Below, I will briefly describe the problem:
First, I convert a DOC file to a MHTML file (Single webpage file) . Second, I want to convert this MHTML file to a pdf file. But I find that the content of the header and the footer are lost in the new pdf file.
My code is as follows:
Document doc = new Document("XXX.mht");
doc.save("XXX1.pdf", SaveFormat.PDF);
The toolkit used is aspose.jar;
Does anyone know the reason? Thank you very much for your answer.
I found that the header in the mht file is written like this:
<div style=3D'mso-element:header' id=3Dh1>
<div style=3D'mso-element:para-border-div;border:none;border-bottom:solid w=
indowtext 1.0pt;
mso-border-bottom-alt:solid windowtext .75pt;padding:0cm 0cm 1.0pt 0cm'>
<p class=3DMsoHeader><span lang=3DEN-US>This is the header</span></p>
</div>
</div>
But when I convert it to a PDF file, this content is gone.

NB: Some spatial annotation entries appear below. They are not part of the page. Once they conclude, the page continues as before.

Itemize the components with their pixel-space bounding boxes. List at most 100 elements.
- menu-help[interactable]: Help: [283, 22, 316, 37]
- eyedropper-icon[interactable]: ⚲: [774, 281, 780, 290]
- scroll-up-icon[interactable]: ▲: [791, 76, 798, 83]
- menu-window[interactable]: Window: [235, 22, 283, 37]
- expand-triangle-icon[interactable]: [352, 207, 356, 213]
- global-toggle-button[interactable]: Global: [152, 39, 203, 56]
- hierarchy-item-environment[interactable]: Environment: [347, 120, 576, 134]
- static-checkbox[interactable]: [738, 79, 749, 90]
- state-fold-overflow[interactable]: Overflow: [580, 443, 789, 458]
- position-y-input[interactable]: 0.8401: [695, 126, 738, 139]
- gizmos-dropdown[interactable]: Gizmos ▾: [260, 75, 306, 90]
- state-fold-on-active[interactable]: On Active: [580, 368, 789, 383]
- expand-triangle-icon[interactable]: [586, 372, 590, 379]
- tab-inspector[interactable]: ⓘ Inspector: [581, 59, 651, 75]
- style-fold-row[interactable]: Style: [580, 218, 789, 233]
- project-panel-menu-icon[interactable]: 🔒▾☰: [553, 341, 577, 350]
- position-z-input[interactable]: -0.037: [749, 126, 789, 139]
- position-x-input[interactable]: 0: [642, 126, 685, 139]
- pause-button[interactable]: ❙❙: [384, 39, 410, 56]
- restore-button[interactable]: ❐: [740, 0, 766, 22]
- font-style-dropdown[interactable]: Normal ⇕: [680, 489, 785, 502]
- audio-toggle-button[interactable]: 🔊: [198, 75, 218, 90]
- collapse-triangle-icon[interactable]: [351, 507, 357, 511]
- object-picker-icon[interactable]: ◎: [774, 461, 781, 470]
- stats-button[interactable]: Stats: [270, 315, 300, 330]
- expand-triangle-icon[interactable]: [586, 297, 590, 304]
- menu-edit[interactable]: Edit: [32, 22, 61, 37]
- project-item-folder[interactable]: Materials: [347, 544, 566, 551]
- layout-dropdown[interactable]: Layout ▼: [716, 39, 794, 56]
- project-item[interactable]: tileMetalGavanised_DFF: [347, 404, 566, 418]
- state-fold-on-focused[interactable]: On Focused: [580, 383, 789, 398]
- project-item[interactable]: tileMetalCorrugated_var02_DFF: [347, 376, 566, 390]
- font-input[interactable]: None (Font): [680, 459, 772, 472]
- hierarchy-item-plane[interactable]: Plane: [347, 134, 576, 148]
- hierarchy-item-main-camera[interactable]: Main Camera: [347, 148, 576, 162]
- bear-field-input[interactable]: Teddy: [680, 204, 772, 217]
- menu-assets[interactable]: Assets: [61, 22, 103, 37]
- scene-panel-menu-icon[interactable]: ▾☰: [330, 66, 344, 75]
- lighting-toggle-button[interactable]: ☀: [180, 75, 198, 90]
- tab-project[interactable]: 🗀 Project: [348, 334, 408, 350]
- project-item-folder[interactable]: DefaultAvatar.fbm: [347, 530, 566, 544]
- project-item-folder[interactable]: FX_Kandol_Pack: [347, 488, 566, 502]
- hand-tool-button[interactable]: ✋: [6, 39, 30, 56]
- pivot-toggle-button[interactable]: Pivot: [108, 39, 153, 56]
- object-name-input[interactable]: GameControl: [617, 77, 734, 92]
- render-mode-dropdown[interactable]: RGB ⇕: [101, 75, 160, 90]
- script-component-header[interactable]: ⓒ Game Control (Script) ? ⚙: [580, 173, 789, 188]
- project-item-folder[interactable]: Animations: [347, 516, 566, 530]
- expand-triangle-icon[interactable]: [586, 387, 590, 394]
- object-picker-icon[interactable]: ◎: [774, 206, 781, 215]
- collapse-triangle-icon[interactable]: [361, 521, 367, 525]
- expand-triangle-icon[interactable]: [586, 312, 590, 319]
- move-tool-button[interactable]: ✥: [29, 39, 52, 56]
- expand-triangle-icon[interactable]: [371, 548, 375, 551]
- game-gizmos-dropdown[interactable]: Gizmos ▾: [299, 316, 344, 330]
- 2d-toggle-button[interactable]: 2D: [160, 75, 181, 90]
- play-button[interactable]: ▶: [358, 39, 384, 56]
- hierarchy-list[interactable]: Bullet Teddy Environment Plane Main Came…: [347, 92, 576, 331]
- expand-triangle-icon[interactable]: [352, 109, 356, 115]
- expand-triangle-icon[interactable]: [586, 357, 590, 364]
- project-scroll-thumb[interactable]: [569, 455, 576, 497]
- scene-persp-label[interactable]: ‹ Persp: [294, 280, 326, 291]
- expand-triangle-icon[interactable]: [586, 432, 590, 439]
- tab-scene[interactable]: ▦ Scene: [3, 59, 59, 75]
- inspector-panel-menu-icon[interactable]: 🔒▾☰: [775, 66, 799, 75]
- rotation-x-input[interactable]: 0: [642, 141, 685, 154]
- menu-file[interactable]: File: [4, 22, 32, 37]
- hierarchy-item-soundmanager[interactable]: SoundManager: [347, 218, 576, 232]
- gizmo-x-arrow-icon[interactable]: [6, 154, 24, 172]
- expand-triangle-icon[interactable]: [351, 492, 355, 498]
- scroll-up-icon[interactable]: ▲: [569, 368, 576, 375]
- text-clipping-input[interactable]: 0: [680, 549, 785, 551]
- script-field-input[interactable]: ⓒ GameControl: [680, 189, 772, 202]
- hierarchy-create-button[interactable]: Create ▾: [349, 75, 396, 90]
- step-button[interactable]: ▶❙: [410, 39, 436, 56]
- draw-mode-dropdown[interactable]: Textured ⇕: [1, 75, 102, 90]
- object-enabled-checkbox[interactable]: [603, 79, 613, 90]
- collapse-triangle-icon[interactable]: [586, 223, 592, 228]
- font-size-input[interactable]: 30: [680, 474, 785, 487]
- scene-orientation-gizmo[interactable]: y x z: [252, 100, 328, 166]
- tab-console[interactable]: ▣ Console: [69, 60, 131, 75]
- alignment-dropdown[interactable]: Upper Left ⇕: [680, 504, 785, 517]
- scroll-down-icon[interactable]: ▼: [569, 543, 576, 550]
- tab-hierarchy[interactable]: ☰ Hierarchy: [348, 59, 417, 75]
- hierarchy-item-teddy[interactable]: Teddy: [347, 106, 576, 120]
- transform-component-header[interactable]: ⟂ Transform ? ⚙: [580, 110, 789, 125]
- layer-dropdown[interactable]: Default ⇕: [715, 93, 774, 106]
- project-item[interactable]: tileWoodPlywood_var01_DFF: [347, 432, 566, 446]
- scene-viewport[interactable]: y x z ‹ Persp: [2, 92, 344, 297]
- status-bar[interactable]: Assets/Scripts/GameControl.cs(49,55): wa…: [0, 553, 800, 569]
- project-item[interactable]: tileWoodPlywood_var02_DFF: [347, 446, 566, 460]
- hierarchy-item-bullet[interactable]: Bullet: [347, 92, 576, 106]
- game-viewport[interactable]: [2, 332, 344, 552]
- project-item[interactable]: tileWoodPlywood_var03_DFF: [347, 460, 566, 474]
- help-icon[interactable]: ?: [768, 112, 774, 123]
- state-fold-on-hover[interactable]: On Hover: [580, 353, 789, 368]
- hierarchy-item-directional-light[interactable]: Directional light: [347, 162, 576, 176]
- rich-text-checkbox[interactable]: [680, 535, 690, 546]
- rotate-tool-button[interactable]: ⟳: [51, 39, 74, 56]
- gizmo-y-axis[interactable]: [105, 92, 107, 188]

When I open a WORD file with Office, I can see the header content, but when I convert it to PDF using Aspose, I can't see it anymore.
MS Word and HTML/MHTML documents are quite different by their structure and it is impossible to provide 100% fidelity after conversion one to another. It is hard to meaningfully output headers and footers to HTML/MHTML because HTML is not paginated. If you are using Aspose.Words to convert DOC to MHTML, by default Aspose.Words exports only primary headers/footers of the document per section when saving to HTML/MHTML. So the only way to preserve the original DOC document formatting is direct conversion DOC to PDF.